Jan 27 (Reuters) - Tax incentives for sustainable aviation fuel (SAF) in U.S. President Biden's stalled Build Back Better legislation are not enough for oil refiner Valero Energy Corp (VLO.N) to consider producing it instead of renewable diesel, executives said Thursday.
Biofuel producers successfully lobbied for a tax credit for low carbon jet fuel, made from waste and vegetable oils, to be included in Biden's $1.7 trillion spending package.
SAF generally produces up to 70% less carbon than fossil fuels but is more costly to produce without tax credits, particularly as current production volumes are very low at less than 1% of total jet fuel demand.

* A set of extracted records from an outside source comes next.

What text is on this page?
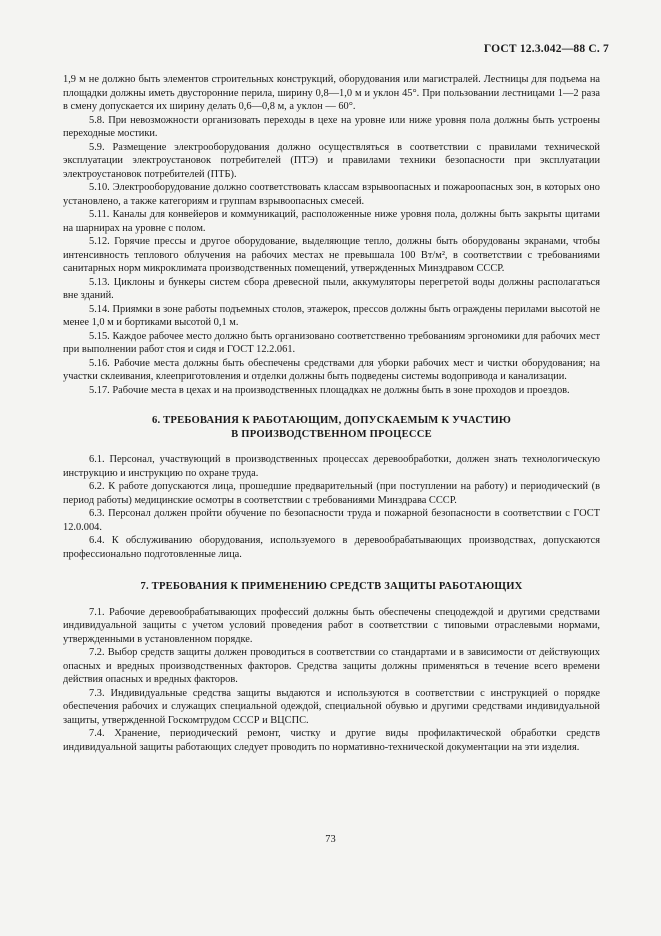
ГОСТ 12.3.042—88 С. 7

1,9 м не должно быть элементов строительных конструкций, оборудования или магистралей. Лестницы для подъема на площадки должны иметь двусторонние перила, ширину 0,8—1,0 м и уклон 45°. При пользовании лестницами 1—2 раза в смену допускается их ширину делать 0,6—0,8 м, а уклон — 60°.

5.8. При невозможности организовать переходы в цехе на уровне или ниже уровня пола должны быть устроены переходные мостики.

5.9. Размещение электрооборудования должно осуществляться в соответствии с правилами технической эксплуатации электроустановок потребителей (ПТЭ) и правилами техники безопасности при эксплуатации электроустановок потребителей (ПТБ).

5.10. Электрооборудование должно соответствовать классам взрывоопасных и пожароопасных зон, в которых оно установлено, а также категориям и группам взрывоопасных смесей.

5.11. Каналы для конвейеров и коммуникаций, расположенные ниже уровня пола, должны быть закрыты щитами на шарнирах на уровне с полом.

5.12. Горячие прессы и другое оборудование, выделяющие тепло, должны быть оборудованы экранами, чтобы интенсивность теплового облучения на рабочих местах не превышала 100 Вт/м², в соответствии с требованиями санитарных норм микроклимата производственных помещений, утвержденных Минздравом СССР.

5.13. Циклоны и бункеры систем сбора древесной пыли, аккумуляторы перегретой воды должны располагаться вне зданий.

5.14. Приямки в зоне работы подъемных столов, этажерок, прессов должны быть ограждены перилами высотой не менее 1,0 м и бортиками высотой 0,1 м.

5.15. Каждое рабочее место должно быть организовано соответственно требованиям эргономики для рабочих мест при выполнении работ стоя и сидя и ГОСТ 12.2.061.

5.16. Рабочие места должны быть обеспечены средствами для уборки рабочих мест и чистки оборудования; на участки склеивания, клееприготовления и отделки должны быть подведены системы водопривода и канализации.

5.17. Рабочие места в цехах и на производственных площадках не должны быть в зоне проходов и проездов.

6. ТРЕБОВАНИЯ К РАБОТАЮЩИМ, ДОПУСКАЕМЫМ К УЧАСТИЮ
В ПРОИЗВОДСТВЕННОМ ПРОЦЕССЕ

6.1. Персонал, участвующий в производственных процессах деревообработки, должен знать технологическую инструкцию и инструкцию по охране труда.

6.2. К работе допускаются лица, прошедшие предварительный (при поступлении на работу) и периодический (в период работы) медицинские осмотры в соответствии с требованиями Минздрава СССР.

6.3. Персонал должен пройти обучение по безопасности труда и пожарной безопасности в соответствии с ГОСТ 12.0.004.

6.4. К обслуживанию оборудования, используемого в деревообрабатывающих производствах, допускаются профессионально подготовленные лица.

7. ТРЕБОВАНИЯ К ПРИМЕНЕНИЮ СРЕДСТВ ЗАЩИТЫ РАБОТАЮЩИХ

7.1. Рабочие деревообрабатывающих профессий должны быть обеспечены спецодеждой и другими средствами индивидуальной защиты с учетом условий проведения работ в соответствии с типовыми отраслевыми нормами, утвержденными в установленном порядке.

7.2. Выбор средств защиты должен проводиться в соответствии со стандартами и в зависимости от действующих опасных и вредных производственных факторов. Средства защиты должны применяться в течение всего времени действия опасных и вредных факторов.

7.3. Индивидуальные средства защиты выдаются и используются в соответствии с инструкцией о порядке обеспечения рабочих и служащих специальной одеждой, специальной обувью и другими средствами индивидуальной защиты, утвержденной Госкомтрудом СССР и ВЦСПС.

7.4. Хранение, периодический ремонт, чистку и другие виды профилактической обработки средств индивидуальной защиты работающих следует проводить по нормативно-технической документации на эти изделия.

73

The White House is targeting 20% lower aviation emissions by 2030.
Refiners such as Valero have been exploring the production of low carbon jet fuel at their petroleum and biofuel facilities.
The latest version of the Build Back Better legislation put tax credits for SAF between $1.25 to $1.75 a gallon, depending on the feedstock used.
Valero, which produces renewable diesel as part of its joint venture with Diamond Green Diesel, said there is still a 70-cent a gallon gap to make its production economic relative to renewable diesel.
"The incentive level proposed in that bill was not sufficient to attract additional investment to make SAF versus the base case of producing renewable diesel with an existing unit," said Martin Parrish, senior vice president of alternative fuels at Valero, on the company's fourth-quarter earnings call.
Valero is still exploring SAF production through its own engineering process, Parrish added.
"We're still confident that SAF production is a question of 'when' and not 'if,'" he said.
U.S. Senator Joe Manchin, a conservative Democrat from West Virginia, pulled his support from the spending plan in December after citing concerns about the deficit and inflation. Biden has said he now must consider a pared down spending bill to get Manchin's support.